Leading Beyond Authority

by Julia Middleton

Success across the circles

Beware: success in one circle does not guarantee success in the others. Some amazing campaigners are hugely successful on the outer rim of the outer circle. They take their time; they create their own legitimacy; they build glorious coalitions, and much more. But, back at base, within their authority, their core circle, it’s a shambles. They aren’t even prepared to delegate. On the other hand, you will find fantastic chief executives who are hugely successful in their core circle and then fail miserably (and, to them, very unexpectedly) in the outer circles.

Can you bring back what you learn out there?

Key point

The higher you go, the more illusory authority becomes. Leading beyond authority teaches you how to lead without exercising authority outright.
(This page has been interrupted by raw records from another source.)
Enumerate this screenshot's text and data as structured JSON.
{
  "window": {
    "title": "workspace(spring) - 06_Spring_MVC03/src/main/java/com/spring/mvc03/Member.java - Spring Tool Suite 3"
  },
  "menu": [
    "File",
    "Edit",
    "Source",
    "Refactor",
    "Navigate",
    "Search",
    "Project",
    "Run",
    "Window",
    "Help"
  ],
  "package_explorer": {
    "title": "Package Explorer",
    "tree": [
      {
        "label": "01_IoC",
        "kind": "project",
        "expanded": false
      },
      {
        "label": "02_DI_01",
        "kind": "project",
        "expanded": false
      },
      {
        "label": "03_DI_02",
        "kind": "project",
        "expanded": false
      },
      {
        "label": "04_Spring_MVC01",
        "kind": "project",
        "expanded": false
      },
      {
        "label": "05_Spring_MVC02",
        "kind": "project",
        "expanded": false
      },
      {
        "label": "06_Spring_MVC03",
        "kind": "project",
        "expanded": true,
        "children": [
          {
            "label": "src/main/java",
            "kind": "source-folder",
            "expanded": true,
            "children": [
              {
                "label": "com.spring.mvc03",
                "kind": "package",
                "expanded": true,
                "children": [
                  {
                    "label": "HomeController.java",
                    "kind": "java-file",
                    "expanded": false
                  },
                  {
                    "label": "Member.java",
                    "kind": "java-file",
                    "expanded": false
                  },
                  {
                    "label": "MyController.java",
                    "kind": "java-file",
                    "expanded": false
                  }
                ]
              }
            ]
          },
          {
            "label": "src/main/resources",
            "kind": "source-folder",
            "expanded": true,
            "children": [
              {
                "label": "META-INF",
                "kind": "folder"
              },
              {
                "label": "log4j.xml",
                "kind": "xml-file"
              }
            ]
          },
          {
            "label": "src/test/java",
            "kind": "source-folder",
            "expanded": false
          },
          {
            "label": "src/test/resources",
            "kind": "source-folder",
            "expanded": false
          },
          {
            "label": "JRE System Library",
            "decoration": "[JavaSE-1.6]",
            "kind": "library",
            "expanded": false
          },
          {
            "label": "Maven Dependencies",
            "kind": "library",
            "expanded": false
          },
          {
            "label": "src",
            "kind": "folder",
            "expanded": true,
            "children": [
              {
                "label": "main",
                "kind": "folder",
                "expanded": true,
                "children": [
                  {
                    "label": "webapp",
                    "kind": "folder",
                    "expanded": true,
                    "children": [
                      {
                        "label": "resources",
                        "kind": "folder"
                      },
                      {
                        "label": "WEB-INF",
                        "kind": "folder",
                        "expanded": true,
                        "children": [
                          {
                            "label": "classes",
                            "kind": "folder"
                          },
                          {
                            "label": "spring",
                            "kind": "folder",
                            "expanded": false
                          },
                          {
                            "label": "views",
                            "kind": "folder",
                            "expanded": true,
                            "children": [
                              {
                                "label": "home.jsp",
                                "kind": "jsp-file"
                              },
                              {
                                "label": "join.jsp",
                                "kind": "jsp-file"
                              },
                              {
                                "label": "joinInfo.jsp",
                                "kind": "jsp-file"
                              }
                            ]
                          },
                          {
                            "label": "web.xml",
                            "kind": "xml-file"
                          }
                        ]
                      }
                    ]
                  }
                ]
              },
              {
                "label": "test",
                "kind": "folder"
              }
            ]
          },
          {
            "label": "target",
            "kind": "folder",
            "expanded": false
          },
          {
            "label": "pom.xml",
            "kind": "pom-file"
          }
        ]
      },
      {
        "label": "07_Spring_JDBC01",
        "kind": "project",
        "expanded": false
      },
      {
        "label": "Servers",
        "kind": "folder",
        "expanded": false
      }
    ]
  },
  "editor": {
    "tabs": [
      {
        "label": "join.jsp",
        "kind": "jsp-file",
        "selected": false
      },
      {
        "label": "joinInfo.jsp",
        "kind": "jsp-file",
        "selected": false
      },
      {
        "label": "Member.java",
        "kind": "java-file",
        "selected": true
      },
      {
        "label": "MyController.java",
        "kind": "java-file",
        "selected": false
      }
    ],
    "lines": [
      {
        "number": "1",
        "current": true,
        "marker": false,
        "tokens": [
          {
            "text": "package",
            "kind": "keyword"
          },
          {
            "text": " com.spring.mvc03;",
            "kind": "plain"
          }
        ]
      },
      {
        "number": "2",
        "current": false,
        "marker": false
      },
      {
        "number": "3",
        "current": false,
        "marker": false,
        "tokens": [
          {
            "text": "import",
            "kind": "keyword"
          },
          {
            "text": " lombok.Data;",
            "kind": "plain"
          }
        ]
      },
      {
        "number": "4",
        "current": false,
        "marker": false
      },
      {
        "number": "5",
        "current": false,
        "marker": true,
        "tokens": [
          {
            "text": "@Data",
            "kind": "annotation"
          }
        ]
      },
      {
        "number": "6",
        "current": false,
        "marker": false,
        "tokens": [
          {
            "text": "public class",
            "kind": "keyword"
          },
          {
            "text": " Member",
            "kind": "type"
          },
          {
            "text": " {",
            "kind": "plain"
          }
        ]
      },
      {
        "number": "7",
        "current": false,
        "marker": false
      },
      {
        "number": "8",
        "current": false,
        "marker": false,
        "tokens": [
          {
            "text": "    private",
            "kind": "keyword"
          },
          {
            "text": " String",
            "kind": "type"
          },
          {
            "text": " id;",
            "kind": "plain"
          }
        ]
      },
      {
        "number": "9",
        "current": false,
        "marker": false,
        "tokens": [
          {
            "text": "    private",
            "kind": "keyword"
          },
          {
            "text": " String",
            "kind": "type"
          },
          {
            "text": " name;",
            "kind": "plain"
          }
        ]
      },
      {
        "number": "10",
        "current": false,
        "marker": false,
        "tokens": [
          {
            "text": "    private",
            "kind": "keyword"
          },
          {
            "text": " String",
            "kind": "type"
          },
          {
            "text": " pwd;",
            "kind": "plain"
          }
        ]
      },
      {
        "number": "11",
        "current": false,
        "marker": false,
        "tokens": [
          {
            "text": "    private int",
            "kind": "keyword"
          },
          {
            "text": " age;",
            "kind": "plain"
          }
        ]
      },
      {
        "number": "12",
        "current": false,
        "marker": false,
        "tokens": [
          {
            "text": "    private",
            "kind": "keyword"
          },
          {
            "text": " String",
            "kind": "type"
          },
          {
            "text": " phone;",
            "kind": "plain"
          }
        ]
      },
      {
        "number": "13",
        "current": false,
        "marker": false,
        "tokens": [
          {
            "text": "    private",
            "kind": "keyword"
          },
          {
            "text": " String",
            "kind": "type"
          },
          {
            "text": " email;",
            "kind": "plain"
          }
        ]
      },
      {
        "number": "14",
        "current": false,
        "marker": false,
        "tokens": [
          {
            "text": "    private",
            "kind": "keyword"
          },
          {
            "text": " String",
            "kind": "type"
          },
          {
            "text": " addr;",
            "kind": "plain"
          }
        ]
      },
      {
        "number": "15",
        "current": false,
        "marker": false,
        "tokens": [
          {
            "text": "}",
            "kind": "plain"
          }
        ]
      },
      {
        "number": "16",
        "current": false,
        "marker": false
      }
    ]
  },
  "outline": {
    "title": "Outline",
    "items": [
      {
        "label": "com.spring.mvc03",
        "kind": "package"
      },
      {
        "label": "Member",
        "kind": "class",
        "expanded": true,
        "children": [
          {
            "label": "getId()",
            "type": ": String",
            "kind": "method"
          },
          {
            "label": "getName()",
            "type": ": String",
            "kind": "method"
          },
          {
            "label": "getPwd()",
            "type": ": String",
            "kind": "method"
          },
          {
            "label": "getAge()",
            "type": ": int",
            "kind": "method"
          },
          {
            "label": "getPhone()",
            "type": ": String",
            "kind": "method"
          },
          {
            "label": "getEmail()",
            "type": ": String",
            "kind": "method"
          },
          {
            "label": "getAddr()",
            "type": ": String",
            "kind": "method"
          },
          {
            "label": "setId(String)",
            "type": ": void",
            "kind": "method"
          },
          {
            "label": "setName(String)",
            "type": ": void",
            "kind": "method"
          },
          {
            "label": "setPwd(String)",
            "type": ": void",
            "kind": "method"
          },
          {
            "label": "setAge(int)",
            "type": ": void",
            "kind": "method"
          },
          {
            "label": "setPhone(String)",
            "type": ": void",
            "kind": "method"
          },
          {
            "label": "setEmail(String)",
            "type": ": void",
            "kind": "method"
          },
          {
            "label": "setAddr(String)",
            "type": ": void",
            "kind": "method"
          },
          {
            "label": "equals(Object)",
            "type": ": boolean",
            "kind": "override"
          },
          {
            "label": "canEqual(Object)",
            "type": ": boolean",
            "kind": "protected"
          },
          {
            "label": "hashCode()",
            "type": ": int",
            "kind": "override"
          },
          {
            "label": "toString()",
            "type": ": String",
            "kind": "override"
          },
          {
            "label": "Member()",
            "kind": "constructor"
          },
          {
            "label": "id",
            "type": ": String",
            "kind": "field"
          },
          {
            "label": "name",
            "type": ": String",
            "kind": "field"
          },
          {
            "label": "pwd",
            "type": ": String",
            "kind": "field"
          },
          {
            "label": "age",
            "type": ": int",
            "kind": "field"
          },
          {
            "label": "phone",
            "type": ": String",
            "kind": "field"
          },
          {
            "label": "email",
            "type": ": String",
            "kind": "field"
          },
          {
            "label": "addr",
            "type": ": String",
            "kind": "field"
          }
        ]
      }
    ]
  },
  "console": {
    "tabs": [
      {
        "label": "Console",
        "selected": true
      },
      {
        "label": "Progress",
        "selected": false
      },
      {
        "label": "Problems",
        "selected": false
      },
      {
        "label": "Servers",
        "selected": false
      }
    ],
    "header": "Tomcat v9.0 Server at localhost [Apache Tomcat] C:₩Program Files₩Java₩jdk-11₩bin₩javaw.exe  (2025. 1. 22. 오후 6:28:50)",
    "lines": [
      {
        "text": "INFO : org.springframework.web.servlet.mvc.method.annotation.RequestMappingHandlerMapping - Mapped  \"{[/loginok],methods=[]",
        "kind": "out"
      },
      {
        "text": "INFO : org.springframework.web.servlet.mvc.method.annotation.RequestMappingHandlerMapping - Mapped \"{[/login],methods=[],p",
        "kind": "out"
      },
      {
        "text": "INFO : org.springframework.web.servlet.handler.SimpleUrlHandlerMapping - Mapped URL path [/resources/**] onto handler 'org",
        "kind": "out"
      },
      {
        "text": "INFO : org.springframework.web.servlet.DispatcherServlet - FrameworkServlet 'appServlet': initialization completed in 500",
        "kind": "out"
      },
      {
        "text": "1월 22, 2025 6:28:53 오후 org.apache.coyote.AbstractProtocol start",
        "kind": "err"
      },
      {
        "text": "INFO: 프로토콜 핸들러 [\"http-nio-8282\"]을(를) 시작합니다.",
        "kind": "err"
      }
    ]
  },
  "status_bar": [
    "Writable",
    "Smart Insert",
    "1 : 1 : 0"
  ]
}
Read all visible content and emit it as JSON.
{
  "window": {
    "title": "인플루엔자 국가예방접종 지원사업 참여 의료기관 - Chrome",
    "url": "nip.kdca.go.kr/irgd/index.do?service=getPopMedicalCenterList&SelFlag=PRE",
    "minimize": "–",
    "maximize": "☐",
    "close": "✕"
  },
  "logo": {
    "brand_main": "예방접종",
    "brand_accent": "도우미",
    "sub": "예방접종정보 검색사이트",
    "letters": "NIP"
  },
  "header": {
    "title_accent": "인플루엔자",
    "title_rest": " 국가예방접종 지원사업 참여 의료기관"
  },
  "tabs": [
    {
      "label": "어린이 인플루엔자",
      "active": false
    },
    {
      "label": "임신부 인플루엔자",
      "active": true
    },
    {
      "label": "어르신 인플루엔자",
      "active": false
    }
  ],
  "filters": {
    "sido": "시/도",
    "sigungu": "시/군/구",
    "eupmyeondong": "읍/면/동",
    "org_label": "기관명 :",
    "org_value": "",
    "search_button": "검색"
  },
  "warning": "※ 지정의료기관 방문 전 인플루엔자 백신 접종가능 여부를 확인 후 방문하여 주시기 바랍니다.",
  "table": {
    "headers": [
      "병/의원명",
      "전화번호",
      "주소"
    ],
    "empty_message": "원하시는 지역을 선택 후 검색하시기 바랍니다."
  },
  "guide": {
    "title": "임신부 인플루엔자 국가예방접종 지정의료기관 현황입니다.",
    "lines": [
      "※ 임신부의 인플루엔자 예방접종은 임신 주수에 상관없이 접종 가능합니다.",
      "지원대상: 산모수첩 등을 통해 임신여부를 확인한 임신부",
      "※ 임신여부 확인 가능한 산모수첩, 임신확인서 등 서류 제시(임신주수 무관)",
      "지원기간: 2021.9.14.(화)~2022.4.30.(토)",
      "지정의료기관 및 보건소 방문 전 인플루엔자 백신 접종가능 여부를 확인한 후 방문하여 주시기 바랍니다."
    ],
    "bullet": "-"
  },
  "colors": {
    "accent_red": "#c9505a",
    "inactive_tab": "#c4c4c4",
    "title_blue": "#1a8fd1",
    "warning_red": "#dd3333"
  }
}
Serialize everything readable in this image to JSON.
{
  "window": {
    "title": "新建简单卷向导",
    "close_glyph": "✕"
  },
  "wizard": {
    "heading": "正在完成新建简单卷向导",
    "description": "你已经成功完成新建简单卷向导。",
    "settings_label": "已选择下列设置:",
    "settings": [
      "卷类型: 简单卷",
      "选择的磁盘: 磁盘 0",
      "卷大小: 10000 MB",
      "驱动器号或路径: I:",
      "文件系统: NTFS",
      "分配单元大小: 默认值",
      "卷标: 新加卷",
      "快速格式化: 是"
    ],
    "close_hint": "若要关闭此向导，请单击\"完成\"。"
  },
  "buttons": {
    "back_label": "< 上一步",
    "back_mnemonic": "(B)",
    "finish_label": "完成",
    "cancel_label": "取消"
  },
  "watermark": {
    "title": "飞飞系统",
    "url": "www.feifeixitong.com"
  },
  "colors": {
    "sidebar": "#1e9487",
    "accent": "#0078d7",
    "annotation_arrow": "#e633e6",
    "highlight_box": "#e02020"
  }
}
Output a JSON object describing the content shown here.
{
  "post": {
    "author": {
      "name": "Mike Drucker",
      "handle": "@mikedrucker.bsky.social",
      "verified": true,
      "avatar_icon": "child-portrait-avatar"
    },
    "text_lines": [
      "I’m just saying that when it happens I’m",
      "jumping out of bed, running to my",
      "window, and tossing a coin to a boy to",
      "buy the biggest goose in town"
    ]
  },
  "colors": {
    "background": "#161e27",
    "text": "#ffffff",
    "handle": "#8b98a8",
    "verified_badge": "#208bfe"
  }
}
Definitely: people who learn to lead beyond their authority will find it useful when they return to their core circle. It happens because they will go just that little bit further before exercising their authority within the organisation – and the people they lead may well find this exciting. It will also prepare them for a shock which every single chief executive I have ever spoken to describes: that the higher you go in an organisation and the closer you get to achieving authority, the more illusory it becomes. In reality, the moments when people with authority can really use it become fewer and further between. Leading beyond authority is good preparation for this revelation.

Full circle

Sometimes, when you go into the outer circles, a strange thing happens. Leaders who have learned to do without authority are given it. Volunteered it by the people they are leading. Willingly and naturally. Because they have earned it. There are people who say that the real test of a leader is whether he or she can lead without authority. It sounds good – but I am not sure that it is true. I think the best leaders can lead when they have authority and when they don’t. The point is that they don’t need authority to be able to do it. The best can do it all. And there are plenty of them. They are not successful all the time – but no one ever is. The trouble is that most of them don’t think about how they do it. When questioned about it, they say: ‘But doesn’t everyone do it like this?’

If only!

Why have so few brilliant businessmen made brilliant politicians? Because they haven’t learnt to suffer fools gladly.